= Risk intelligence =

Risk intelligence is a concept that generally means "beyond risk management", though it has been used in different ways by different writers. The term is being used more frequently by business strategists when discussing integrative business processes related to governance, risk, and compliance.

== Definitions ==
The first non-definitive usage of the phrase "risk intelligence" appears in the 1980s and aligns to the definition of intelligence as being information from an enemy (for example, regarding credit risk.) The topic of balancing risk and innovation using information and the cognitive processes involved also appears at this time. Recent usage is more aligned to intelligence as understanding and problem solving.

The US business writer David Apgar defines it as the capacity to learn about risk from experience.

Deloitte Risk Advisory partner (since retired) Stephen Wagner, along with former Deloitte partner and current management consultant and risk advisor Rick Funston, defined risk intelligence as a dynamic approach to protect and create value amid uncertainty. It is an enterprise wide process integrating people, processes (systems), and tools to increase information available to decision makers for improved decision making.

The UK philosopher and psychologist Dylan Evans defines it as "a special kind of intelligence for thinking about risk and uncertainty", at the core of which is the ability to estimate probabilities accurately. Evans includes a risk intelligence test (RQ) in his book and on his website (below) analogous to
IQ or EQ.

Computer scientist and risk researcher Jochen L. Leidner distinguishes three types of risk (risk type, likelihood and impact; the latter has also been called loss if expressed in negative financial terms); risk intelligence then is the process of obtaining these three pieces of information for any risk type an entity has non-trivial exposure.
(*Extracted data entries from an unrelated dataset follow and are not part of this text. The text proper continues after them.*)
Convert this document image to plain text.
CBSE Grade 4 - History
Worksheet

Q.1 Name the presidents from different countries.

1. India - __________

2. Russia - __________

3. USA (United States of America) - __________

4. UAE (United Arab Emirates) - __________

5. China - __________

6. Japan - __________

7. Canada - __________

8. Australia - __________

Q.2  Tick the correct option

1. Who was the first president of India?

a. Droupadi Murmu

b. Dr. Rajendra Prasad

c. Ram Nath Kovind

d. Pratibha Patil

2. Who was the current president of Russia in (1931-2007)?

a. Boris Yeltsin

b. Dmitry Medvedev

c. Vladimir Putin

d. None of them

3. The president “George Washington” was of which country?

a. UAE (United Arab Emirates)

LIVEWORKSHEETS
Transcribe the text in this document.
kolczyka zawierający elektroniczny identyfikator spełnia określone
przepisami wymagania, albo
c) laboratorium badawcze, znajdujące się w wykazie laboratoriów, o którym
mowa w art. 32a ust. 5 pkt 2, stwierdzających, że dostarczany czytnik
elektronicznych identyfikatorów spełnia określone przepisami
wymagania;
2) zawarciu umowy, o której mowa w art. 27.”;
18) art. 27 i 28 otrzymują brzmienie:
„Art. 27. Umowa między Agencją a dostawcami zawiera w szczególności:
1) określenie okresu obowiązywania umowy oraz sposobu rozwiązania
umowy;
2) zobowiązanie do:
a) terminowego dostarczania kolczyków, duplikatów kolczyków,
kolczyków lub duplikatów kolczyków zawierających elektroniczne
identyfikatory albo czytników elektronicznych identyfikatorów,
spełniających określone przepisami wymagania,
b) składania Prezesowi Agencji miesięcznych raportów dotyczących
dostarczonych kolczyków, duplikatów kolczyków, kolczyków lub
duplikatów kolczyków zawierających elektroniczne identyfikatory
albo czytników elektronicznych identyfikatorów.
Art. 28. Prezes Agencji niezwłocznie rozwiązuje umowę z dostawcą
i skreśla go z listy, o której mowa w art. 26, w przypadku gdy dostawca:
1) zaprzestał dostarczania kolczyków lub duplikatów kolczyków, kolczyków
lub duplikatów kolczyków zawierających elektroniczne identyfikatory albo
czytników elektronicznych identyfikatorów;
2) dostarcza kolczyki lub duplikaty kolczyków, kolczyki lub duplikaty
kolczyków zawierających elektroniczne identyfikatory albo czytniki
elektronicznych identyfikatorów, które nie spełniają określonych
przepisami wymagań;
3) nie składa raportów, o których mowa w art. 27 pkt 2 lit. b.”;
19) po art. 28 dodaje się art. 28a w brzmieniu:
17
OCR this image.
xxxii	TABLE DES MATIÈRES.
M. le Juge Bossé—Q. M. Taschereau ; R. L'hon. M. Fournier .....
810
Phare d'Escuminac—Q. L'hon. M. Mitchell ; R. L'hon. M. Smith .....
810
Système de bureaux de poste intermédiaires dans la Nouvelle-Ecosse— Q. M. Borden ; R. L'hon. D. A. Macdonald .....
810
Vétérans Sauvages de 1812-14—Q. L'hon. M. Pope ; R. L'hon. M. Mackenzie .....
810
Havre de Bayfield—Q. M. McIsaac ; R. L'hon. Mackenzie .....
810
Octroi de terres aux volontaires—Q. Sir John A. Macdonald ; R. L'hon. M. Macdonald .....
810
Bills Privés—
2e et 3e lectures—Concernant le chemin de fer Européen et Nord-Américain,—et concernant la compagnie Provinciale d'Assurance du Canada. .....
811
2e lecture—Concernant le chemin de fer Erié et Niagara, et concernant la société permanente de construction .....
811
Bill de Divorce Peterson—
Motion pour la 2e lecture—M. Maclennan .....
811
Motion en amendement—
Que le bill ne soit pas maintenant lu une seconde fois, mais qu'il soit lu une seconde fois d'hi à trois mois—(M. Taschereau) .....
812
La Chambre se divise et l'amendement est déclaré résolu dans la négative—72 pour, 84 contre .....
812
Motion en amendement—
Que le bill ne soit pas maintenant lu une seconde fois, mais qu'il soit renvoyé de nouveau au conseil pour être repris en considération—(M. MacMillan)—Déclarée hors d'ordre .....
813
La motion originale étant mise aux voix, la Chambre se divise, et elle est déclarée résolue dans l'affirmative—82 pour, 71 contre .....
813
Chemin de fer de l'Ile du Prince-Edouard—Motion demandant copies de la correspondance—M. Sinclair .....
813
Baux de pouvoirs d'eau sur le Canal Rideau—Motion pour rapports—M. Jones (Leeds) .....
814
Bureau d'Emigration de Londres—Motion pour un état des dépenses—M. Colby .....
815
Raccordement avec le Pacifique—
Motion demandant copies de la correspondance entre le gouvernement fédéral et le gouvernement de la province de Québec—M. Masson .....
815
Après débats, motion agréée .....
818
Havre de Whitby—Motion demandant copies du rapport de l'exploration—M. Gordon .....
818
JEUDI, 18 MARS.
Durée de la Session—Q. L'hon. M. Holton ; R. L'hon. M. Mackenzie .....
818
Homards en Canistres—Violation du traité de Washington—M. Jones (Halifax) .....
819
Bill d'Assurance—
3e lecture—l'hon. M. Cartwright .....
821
Risk intelligence can be obtained manually or with computer support.

American financial executive, author, and Columbia University professor Leo Tilman defined risk intelligence as "The organizational ability to think holistically about risk and uncertainty, speak a common risk language, and effectively use forward-looking risk concepts and tools in making better decisions, alleviating threats, capitalizing on opportunities, and creating lasting value." He has argued that risk intelligence is essential to survival, success, and relevance of companies and investors in the post-crisis world. In this latest book Agility: How to Navigate the Unknown and Seize Opportunity in a World of Disruption (2019, co-authored with General Charles H. Jacoby Jr.), Tilman describes risk intelligence as a cornerstone of organizational agility.

==Comparison with business intelligence==
As an emerging concept, risk intelligence shares characteristics with other topics such as business intelligence and competitive intelligence. As such, there are some in those camps who believe that risk intelligence is the set of processes for the transformation of risk data into meaningful and useful information for risk analysis, treatment and planning purposes.